L'article 5-3 al 2 du contrat prévoit que « l'agent commercial s'interdit également pendant une durée de deux ans après la cessation du présent contrat pour quelque cause que ce soit, dans un rayon de 100 kilomètres autour du secteur mentionné à l'article 3, de s'intéresser directement ou indirectement à des activités concurrentes de celles exploitées par le Mandant, et notamment d'accepter la représentation des produits et services d'une entreprise concurrente du Mandant, sur le territoire, pour les produits et services ainsi que la clientèle objet du présent contrat. »

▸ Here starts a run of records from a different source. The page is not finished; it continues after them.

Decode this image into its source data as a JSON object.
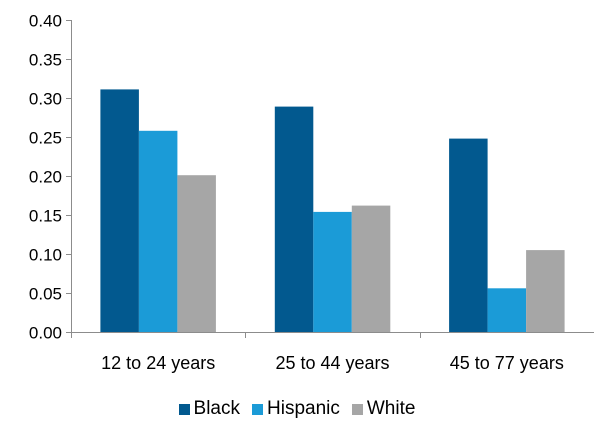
{
  "chart_data": {
    "type": "bar",
    "categories": [
      "12 to 24 years",
      "25 to 44 years",
      "45 to 77 years"
    ],
    "series": [
      {
        "name": "Black",
        "color": "#02598f",
        "values": [
          0.311,
          0.289,
          0.248
        ]
      },
      {
        "name": "Hispanic",
        "color": "#1b9bd7",
        "values": [
          0.258,
          0.154,
          0.056
        ]
      },
      {
        "name": "White",
        "color": "#a6a6a6",
        "values": [
          0.201,
          0.162,
          0.105
        ]
      }
    ],
    "ylim": [
      0,
      0.4
    ],
    "yticks": [
      "0.00",
      "0.05",
      "0.10",
      "0.15",
      "0.20",
      "0.25",
      "0.30",
      "0.35",
      "0.40"
    ],
    "title": "",
    "xlabel": "",
    "ylabel": "",
    "grid": false,
    "legend_position": "bottom"
  }
}
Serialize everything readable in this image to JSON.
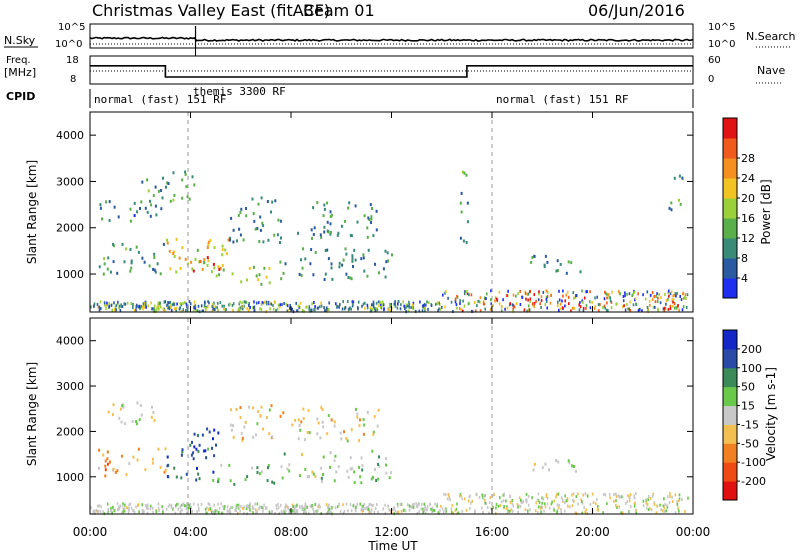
{
  "header": {
    "title": "Christmas Valley East (fitACF)",
    "beam": "Beam 01",
    "date": "06/Jun/2016"
  },
  "summary": {
    "nsky_label": "N.Sky",
    "nsearch_label": "N.Search",
    "nsky_ticks": [
      "10^5",
      "10^0"
    ],
    "nsearch_ticks": [
      "10^5",
      "10^0"
    ],
    "freq_label": "Freq.",
    "freq_unit": "[MHz]",
    "freq_ticks": [
      "18",
      "8"
    ],
    "nave_label": "Nave",
    "nave_ticks": [
      "60",
      "0"
    ],
    "cpid_label": "CPID",
    "cpid_segments": [
      {
        "label": "normal (fast) 151 RF",
        "start_hour": 0
      },
      {
        "label": "themis 3300 RF",
        "start_hour": 3.9
      },
      {
        "label": "normal (fast) 151 RF",
        "start_hour": 16.0
      }
    ],
    "freq_series": [
      {
        "hour": 0,
        "mhz": 14.5
      },
      {
        "hour": 3,
        "mhz": 14.5
      },
      {
        "hour": 3,
        "mhz": 10.5
      },
      {
        "hour": 15,
        "mhz": 10.5
      },
      {
        "hour": 15,
        "mhz": 14.5
      },
      {
        "hour": 24,
        "mhz": 14.5
      }
    ]
  },
  "chart_data": [
    {
      "type": "heatmap",
      "name": "power",
      "ylabel": "Slant Range [km]",
      "yticks": [
        "1000",
        "2000",
        "3000",
        "4000"
      ],
      "ylim": [
        180,
        4500
      ],
      "xlim": [
        0,
        24
      ],
      "colorbar_label": "Power [dB]",
      "colorbar_ticks": [
        "4",
        "8",
        "12",
        "16",
        "20",
        "24",
        "28"
      ],
      "colorbar_colors": [
        "#1f2ff0",
        "#2c5aa0",
        "#3a8a78",
        "#5aaf4a",
        "#9bd03a",
        "#f2c423",
        "#f39020",
        "#f05a1a",
        "#e01414"
      ],
      "clim": [
        0,
        32
      ],
      "blobs": [
        {
          "x0": 0.3,
          "x1": 3.2,
          "r0": 2150,
          "r1": 2600,
          "v": 8
        },
        {
          "x0": 0.3,
          "x1": 3.0,
          "r0": 1000,
          "r1": 1700,
          "v": 10
        },
        {
          "x0": 2.0,
          "x1": 4.2,
          "r0": 2600,
          "r1": 3300,
          "v": 10
        },
        {
          "x0": 3.0,
          "x1": 5.5,
          "r0": 900,
          "r1": 1800,
          "v": 18
        },
        {
          "x0": 4.0,
          "x1": 5.2,
          "r0": 1050,
          "r1": 1400,
          "v": 27
        },
        {
          "x0": 5.0,
          "x1": 7.5,
          "r0": 800,
          "r1": 1200,
          "v": 16
        },
        {
          "x0": 5.5,
          "x1": 7.8,
          "r0": 1700,
          "r1": 2700,
          "v": 9
        },
        {
          "x0": 7.5,
          "x1": 12.0,
          "r0": 900,
          "r1": 1600,
          "v": 9
        },
        {
          "x0": 8.0,
          "x1": 11.5,
          "r0": 1800,
          "r1": 2600,
          "v": 9
        },
        {
          "x0": 14.7,
          "x1": 15.1,
          "r0": 1700,
          "r1": 3300,
          "v": 10
        },
        {
          "x0": 17.5,
          "x1": 19.6,
          "r0": 1000,
          "r1": 1450,
          "v": 9
        },
        {
          "x0": 23.0,
          "x1": 23.6,
          "r0": 2400,
          "r1": 3300,
          "v": 11
        }
      ]
    },
    {
      "type": "heatmap",
      "name": "velocity",
      "ylabel": "Slant Range [km]",
      "yticks": [
        "1000",
        "2000",
        "3000",
        "4000"
      ],
      "ylim": [
        180,
        4500
      ],
      "xlim": [
        0,
        24
      ],
      "colorbar_label": "Velocity [m s-1]",
      "colorbar_ticks": [
        "200",
        "100",
        "50",
        "15",
        "-15",
        "-50",
        "-100",
        "-200"
      ],
      "colorbar_colors": [
        "#1428c8",
        "#2a4aa8",
        "#3a8a5a",
        "#6ac84a",
        "#c8c8c8",
        "#f2c050",
        "#f08020",
        "#f04a14",
        "#e01010"
      ],
      "clim": [
        -250,
        250
      ],
      "blobs": [
        {
          "x0": 0.3,
          "x1": 2.8,
          "r0": 2200,
          "r1": 2700,
          "v": -5
        },
        {
          "x0": 0.3,
          "x1": 3.0,
          "r0": 1050,
          "r1": 1700,
          "v": -80
        },
        {
          "x0": 3.0,
          "x1": 5.0,
          "r0": 900,
          "r1": 1800,
          "v": 150
        },
        {
          "x0": 4.0,
          "x1": 5.5,
          "r0": 1600,
          "r1": 2100,
          "v": 180
        },
        {
          "x0": 5.0,
          "x1": 7.5,
          "r0": 850,
          "r1": 1300,
          "v": 60
        },
        {
          "x0": 5.5,
          "x1": 7.8,
          "r0": 1800,
          "r1": 2600,
          "v": -40
        },
        {
          "x0": 7.5,
          "x1": 12.0,
          "r0": 900,
          "r1": 1600,
          "v": 40
        },
        {
          "x0": 8.0,
          "x1": 11.5,
          "r0": 1800,
          "r1": 2600,
          "v": -20
        },
        {
          "x0": 17.5,
          "x1": 19.5,
          "r0": 1050,
          "r1": 1400,
          "v": 0
        }
      ]
    }
  ],
  "xaxis": {
    "label": "Time UT",
    "ticks": [
      "00:00",
      "04:00",
      "08:00",
      "12:00",
      "16:00",
      "20:00",
      "00:00"
    ]
  }
}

Comme cela été relevé à bon escient dans le jugement de première instance, l'article 3 du contrat ne précise pas le secteur de M. Y mais il est constant qu'il s'agit de Paris 12e.

Or, le caractère indispensable à la protection des intérêts de Cafpi de cette clause de non-concurrence n'est pas démontré. Le périmètre de 100 kms autour de Paris 12e apparaît excessif alors que Cafpi détient un réseau dense d'une dizaine d'agences à Paris intramuros et que cette clause empêche l'agent de travailler pendant deux années sur l'entière région Ile de France, ce qui constitue une entrave à la liberté de travail et à la liberté de commerce disproportionnée car non justifiée par un intérêt légitime et nécessaire de Cafpi.

La clause prévue par l'alinéa 2 de l'article 5-3 du contrat d'agent commercial signé entre les parties sera donc réputée non écrite et la société Cafpi sera déboutée de ce chef de demande reconventionnelle.

Sur les frais et dépens

Le jugement du tribunal de commerce sera confirmé dans sa décision sur les frais et dépens de première instance.

La société Cafpi, succombant au principal dans son appel, supportera les entiers dépens et participera en outre à hauteur de la somme de 4.000 euros aux frais irrépétibles que M. Y a dû engager dans le cadre de cet appel.

PAR CES MOTIFS

La cour,

Statuant publiquement et contradictoirement,

CONFIRME le jugement entrepris dans toutes ses dispositions, excepté sur le rejet de la demande en paiement de l'indemnité compensatrice de préavis et sur le quantum des commissions restant dues à M. Y,

Statuant à nouveau de ces chefs infirmés,

CONDAMNE la société Cafpi à payer à M. Y les sommes de :

- 23 750 euros au titre de l'indemnisation compensatrice de préavis,

- 4 361 euros au titre des commissions restant dues,

Y ajoutant,

CONDAMNE la société Cafpi à payer à M. Y la somme de 4 000 euros, en application de l'article 700 du code de procédure civile ;

CONDAMNE la société Cafpi aux entiers dépens de l'appel.